- A Dural AV Fistula is a shunt from a dural artery (meningeal or occipital) to a dural venous channel
- These are acquired deficits not congenital like AVMS and potential cause of ICH and SAH
- 10 % of all intracranial AVMS. Most common in females > males
- Causes include head injury, open surgery and Cerebral venous sinus thrombosis.
- These "fistulae" are extra axial direct connections between arterial flow and dural venous sinuses.
- The result is flow, shunting, pressure effects and venous congestion and haemorrhage.
- They lie within the dura mater most commonly with the transverse sinus
- Carotid-cavernous sinus shunts cause chemosis and scleral injection and an audible bruit.
- Lesions without cortical venous reflex almost never cause neurological deficits
- Cavernous sinus behind the eye: chemosis, reduced acuity, bruit, swelling of the eye.
- Transverse/sigmoid sinus behind ear: pulsating noise (tinnitus). Stroke like symptoms, seizure like activity, headaches.
- Vertebral artery
- Possibly asymptomatic, Dural pain fibres can lead to headache.
- Seizures, bruits, headaches, stroke like episodes
- Signs of increased intracranial pressure and bleeding.

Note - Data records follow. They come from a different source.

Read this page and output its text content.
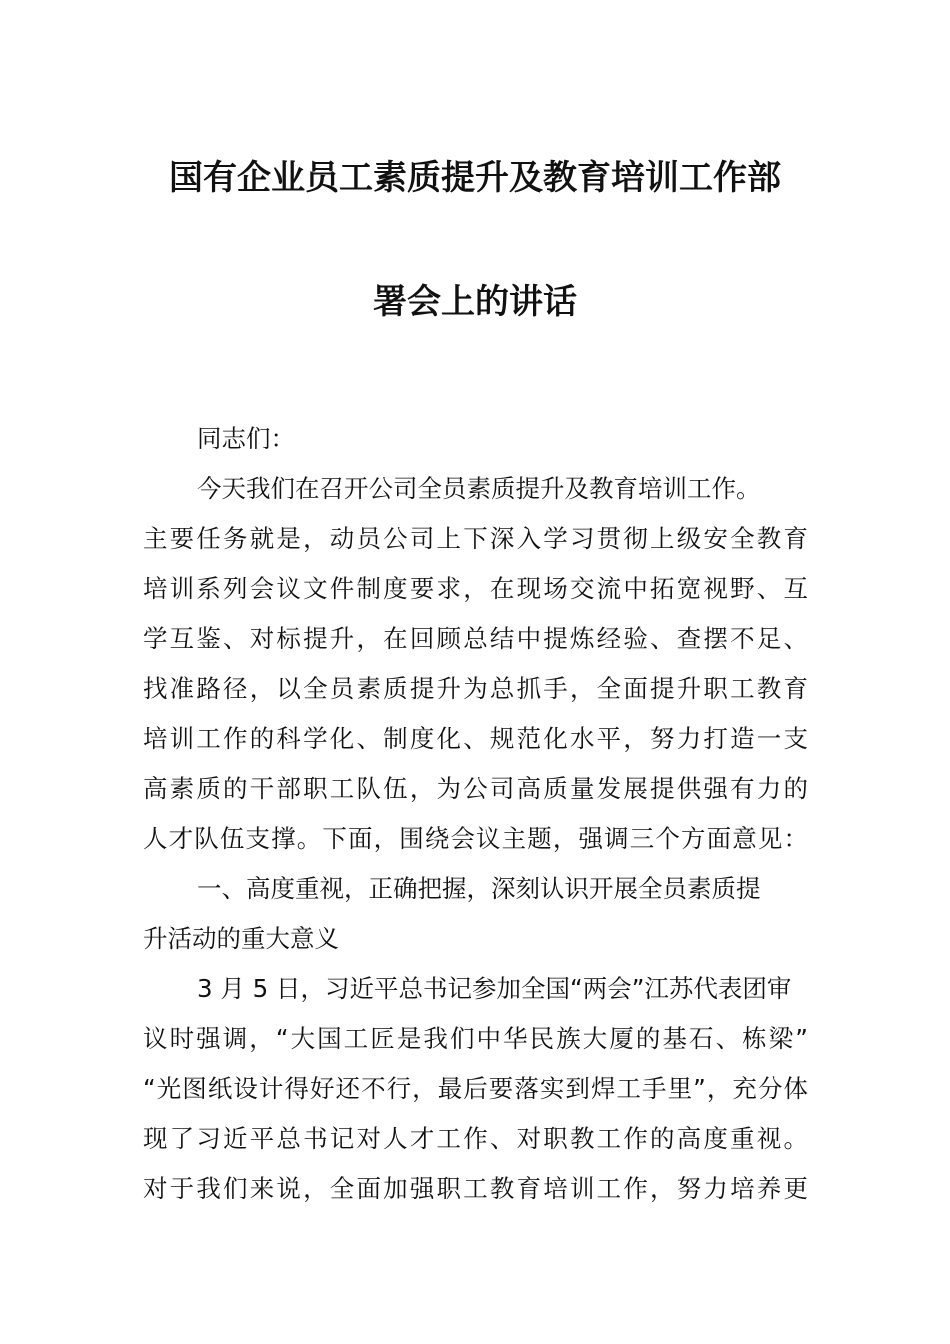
国有企业员工素质提升及教育培训工作部
署会上的讲话
同志们：
今天我们在召开公司全员素质提升及教育培训工作。
主要任务就是，动员公司上下深入学习贯彻上级安全教育
培训系列会议文件制度要求，在现场交流中拓宽视野、互
学互鉴、对标提升，在回顾总结中提炼经验、查摆不足、
找准路径，以全员素质提升为总抓手，全面提升职工教育
培训工作的科学化、制度化、规范化水平，努力打造一支
高素质的干部职工队伍，为公司高质量发展提供强有力的
人才队伍支撑。下面，围绕会议主题，强调三个方面意见：
一、高度重视，正确把握，深刻认识开展全员素质提
升活动的重大意义
3 月 5 日，习近平总书记参加全国“两会”江苏代表团审
议时强调，“大国工匠是我们中华民族大厦的基石、栋梁”
“光图纸设计得好还不行，最后要落实到焊工手里”，充分体
现了习近平总书记对人才工作、对职教工作的高度重视。
对于我们来说，全面加强职工教育培训工作，努力培养更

- Diagnosis is by Angiography - CTA/MRA/DSA. There is usually localised venous congestion with dilated cortical veins and vasogenic oedema. Angiography demonstrated early venous filling with arterial supply from external carotid artery branches.
- Annual bleed risk is difficult to determine but felt to be less than 5% per annum.
- Treatment options include conservative, endovascular embolisation using N-butyl-cyanoacryalate glue or other substance or surgery.